Le poids de la grace
Un trésor est caché dans nos limites, nos errances, nos tâtonnements, nos doutes. C'est le trésor de la semence qui est en terre, prête à germer. C'est l'espérance du fruit qui, en son temps, paraîtra au grand jour. C'est le cycle vertueux de la vie qui se fraye, encore et encore, un chemin au travers de la lourdeur et de la dureté de la terre. Et cette richesse intérieure en gestation, sans doute invisible aujourd'hui, est déjà la lumière de demain...
Patrick Gheysen (extrait des Paroles du jour de Paraboles.net)
Dans quelle catégorie pourrions-nous nous classer nous-mêmes ? Sommes-nous en apesanteur ou bien écrasés par la pesanteur du quotidien ? Entre ciel et terre, entre nos racines et nos ailes, sommes-nous plutôt en orbite du côté des "choses célestes", ou bien collés au sol, lourdement lestés par les tracas et les soucis qui nous accablent au jour le jour ? Par choix, je pense que nous aimerions tous de préférence planer dans la stratosphère, nous sentir perpétuellement légers, détachés des circonstances qui régulièrement nous traquent et nous encerclent comme une armée implacable. Trop souvent, la réalité nous rattrape et dissipe les douces brumes de nos rêves, de nos attentes, de nos illusions, mais aussi de nos désirs les plus légitimes !
Comme le disait si bien Michel Quoist, (prêtre et écrivain) : « Nous sommes perpétuellement écartelés entre l’infini de nos désirs et les limites de nos moyens ». Ce que confirme l’écrivain Jean Sulivan lorsqu’il fait remarquer que le croyant, bien qu’ayant été éveillé par la Parole de Dieu, doit « tenir sa place dans la caravane », dans le cortège de l’humanité, comme les autres… Ailleurs, il précise encore d’avantage sa pensée : "L'Eglise est la communion de tous ceux, ni meilleurs ni pires, dont le regard est réglé sur une autre distance, qui ont l'air de désigner un "territoire" humain où la nuit est un peu moins dense, et qui donnent envie de croire que c'est de ce côté que l'aube poindra".
« Ni meilleurs ni pires »… Tout est dit ! C’est une parole de maturité qu’il peut être dur d’entendre, et pourtant, c’est aussi une parole de grâce, qui nous rappelle que notre regard, notre manière de considérer les choses, va fortement conditionner la mesure d’espérance et de foi qui nous habite et nous porte, jusque dans la banalité de notre quotidien. En hébreux d’ailleurs, un seul mot désigne la source et l’œil, ce qui nous amène à cette question : notre regard est-il chargé d’espérance, ou bien résigné, voire même amer ? Savons-nous voir les choses d’en haut, et prendre de l’altitude dans les moments difficiles ? Notre regard est-il bien réglé, ou bien sommes-nous des myopes ou des hypermétropes de la foi ?
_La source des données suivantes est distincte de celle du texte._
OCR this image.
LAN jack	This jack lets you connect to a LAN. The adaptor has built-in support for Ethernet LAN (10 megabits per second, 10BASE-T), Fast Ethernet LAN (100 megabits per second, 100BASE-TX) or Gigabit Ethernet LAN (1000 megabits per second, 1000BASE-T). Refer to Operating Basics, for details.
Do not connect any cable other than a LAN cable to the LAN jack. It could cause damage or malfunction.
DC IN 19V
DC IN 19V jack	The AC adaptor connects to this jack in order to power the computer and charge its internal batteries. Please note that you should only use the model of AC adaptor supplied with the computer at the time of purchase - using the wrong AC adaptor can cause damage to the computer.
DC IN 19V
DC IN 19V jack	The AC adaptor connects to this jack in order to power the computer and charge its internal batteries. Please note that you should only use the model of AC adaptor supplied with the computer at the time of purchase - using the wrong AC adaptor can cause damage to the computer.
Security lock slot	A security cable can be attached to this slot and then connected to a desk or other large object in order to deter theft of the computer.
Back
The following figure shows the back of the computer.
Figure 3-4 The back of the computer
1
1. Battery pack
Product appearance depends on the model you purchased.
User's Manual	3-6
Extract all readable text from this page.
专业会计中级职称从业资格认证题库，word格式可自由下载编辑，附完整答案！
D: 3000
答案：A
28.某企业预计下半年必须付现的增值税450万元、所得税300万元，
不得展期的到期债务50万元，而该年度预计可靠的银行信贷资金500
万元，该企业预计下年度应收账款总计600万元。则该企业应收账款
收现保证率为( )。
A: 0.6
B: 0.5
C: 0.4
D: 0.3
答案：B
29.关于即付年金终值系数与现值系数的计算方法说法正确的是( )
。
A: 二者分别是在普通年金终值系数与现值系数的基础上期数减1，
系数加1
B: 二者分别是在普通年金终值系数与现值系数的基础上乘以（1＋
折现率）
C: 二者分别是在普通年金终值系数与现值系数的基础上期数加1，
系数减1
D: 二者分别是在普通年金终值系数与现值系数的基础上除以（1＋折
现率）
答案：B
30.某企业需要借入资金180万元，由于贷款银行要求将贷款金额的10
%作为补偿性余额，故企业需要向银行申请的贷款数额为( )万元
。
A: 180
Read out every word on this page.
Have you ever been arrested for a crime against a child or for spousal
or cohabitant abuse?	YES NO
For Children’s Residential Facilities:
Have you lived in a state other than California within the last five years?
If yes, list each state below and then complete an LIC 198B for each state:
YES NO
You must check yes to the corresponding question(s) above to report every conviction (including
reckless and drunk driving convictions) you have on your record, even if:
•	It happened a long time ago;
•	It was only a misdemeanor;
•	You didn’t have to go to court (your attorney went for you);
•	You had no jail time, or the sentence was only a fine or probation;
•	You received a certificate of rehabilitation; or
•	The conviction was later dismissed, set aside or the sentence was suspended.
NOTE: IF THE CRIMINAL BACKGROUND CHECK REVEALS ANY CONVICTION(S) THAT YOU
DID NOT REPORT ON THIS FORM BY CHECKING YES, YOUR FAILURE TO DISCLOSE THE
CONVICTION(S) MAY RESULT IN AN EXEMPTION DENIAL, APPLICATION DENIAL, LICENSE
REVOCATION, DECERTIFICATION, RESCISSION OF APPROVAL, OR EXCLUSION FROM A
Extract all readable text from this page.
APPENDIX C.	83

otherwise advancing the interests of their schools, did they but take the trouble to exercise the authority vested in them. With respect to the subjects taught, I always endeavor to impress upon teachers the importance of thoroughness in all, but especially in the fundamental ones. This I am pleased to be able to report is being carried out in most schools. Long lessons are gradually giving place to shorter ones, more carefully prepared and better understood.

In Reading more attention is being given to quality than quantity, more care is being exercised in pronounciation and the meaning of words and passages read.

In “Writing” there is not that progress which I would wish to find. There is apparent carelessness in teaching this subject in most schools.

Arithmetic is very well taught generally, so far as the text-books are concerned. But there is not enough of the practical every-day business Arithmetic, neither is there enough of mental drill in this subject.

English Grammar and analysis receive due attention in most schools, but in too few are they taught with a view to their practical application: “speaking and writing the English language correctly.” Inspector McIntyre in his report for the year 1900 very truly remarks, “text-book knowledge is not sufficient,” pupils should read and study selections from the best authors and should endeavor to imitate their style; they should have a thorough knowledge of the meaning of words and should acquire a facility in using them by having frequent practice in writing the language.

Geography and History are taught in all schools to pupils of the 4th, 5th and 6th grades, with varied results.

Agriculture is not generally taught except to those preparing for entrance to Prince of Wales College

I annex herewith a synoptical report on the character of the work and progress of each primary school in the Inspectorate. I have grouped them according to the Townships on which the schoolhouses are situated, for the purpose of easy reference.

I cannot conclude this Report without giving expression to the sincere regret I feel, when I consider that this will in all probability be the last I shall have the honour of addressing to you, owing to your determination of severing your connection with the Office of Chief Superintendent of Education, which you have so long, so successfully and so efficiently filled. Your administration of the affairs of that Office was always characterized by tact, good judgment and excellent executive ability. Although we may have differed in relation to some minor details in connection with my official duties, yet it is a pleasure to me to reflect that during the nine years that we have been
La foi n’est pas un diplôme qui fait de nous des gens « meilleurs que les autres », mais elle est néanmoins porteuse d’une différence qui n’est pas anodine : tel que nous sommes, nous avons, au travers de la foi, découvert et reçu "quelque chose de meilleur » ! La foi est donc aussi une responsabilité. Celle-ci ne doit pas nous accabler, mais nous inviter à accueillir au plus profond de nous-même à la fois « l’apesanteur et la pesanteur de la grâce ». Car c’est un fardeau, comme nous le rappelle Jésus, qui est « doux et léger »…
Et pour en terminer, laissons l’écrivain Reiner Maria Rilke nous apporter sa conclusion : "Si votre quotidien vous paraît pauvre, ne l'accusez pas. Accusez-vous vous-même de ne pas être assez poète pour appeler à vous ses richesses."